Par ailleurs, les cellules qui composent un organisme sont en compétition. Comme nous l’avons vu lors du processus d’autophagie, il s’opère une sélection naturelle des protéines aux bénéfices de l’organisme. Phénomène purement évolutionniste.
Ainsi la coopération semble aussi élémentaire et naturelle que la compétition. Tout aussi vitale. Les exemples se retrouvent au sein de toutes les strates: d’un organisme, d’une espèce mais aussi entre individus d’espèces différentes. Ainsi, un loup et un corbeau isolés peuvent s’associer pour chasser et combler chacun leur besoin primaire d’alimentation.
Compétition
La compétition dans un milieu est saine dans le sens où elle favorise une qualité. Dans un certain référentiel, un microcosme, elle semble bénéfique à l’espèce. Mais dans un référentiel plus large, dans son macrocosme elle ne serait plus la loi permettant à l’espèce de survivre et prospérer, laissant place à la coopération.
On retrouve les deux principes essentiels à chaque échelle, du micro au macro, ce qui en fait une loi universelle à l’échelle du vivant. S’étend-elle au-delà de ce que nous nommons le vivant? Retrouve-t-on la compétition et la coopération dans le comportement des particules élémentaires au niveau quantique?
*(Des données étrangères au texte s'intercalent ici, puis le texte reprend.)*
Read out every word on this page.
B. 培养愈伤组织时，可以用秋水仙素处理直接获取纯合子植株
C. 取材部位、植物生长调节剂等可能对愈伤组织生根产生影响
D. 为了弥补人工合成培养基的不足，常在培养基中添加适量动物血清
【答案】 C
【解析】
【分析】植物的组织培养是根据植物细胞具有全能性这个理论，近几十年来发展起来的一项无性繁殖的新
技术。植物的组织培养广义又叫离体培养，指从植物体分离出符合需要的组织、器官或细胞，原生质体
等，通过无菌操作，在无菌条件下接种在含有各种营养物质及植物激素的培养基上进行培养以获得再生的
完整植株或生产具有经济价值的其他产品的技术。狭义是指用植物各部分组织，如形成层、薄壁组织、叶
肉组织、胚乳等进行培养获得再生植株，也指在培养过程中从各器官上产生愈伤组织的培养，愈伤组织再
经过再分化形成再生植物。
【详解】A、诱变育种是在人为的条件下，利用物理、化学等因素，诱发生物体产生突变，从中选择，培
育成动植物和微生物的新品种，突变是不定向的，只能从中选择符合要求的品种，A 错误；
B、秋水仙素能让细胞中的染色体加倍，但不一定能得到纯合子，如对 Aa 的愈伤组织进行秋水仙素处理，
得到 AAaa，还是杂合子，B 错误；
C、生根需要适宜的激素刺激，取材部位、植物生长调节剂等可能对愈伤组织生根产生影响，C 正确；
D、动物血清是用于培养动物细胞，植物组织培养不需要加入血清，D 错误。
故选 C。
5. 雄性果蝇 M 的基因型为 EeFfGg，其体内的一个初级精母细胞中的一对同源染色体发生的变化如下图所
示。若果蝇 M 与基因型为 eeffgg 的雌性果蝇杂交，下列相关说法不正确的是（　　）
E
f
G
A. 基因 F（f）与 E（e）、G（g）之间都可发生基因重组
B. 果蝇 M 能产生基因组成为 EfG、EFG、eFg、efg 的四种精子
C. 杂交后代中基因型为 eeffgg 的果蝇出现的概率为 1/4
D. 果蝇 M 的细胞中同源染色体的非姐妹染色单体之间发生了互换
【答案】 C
Dans la transmission de l’information?
Pour Darwin, si l’humain a été retenu par la sélection naturelle, c’est pour ses capacités d’empathie, mais aussi pour ses forts instincts sociaux et de coopération. En ce qui concerne les humains, ce n’est pas la loi du plus fort qui s’exprime.
« L’homme naît bon, c’est la société qui le corrompt » a écrit Jean-Jacques Rousseau. Sans écarter les faits cette fois, mais plutôt en commençant par les observer, l’homme ne naît ni bon ni mauvais. Il naît animal qu’il est. Il devient un homme par l’éducation qu’il reçoit. D’autant que l’homme construit la société, il en est donc une cause autant qu’une conséquence.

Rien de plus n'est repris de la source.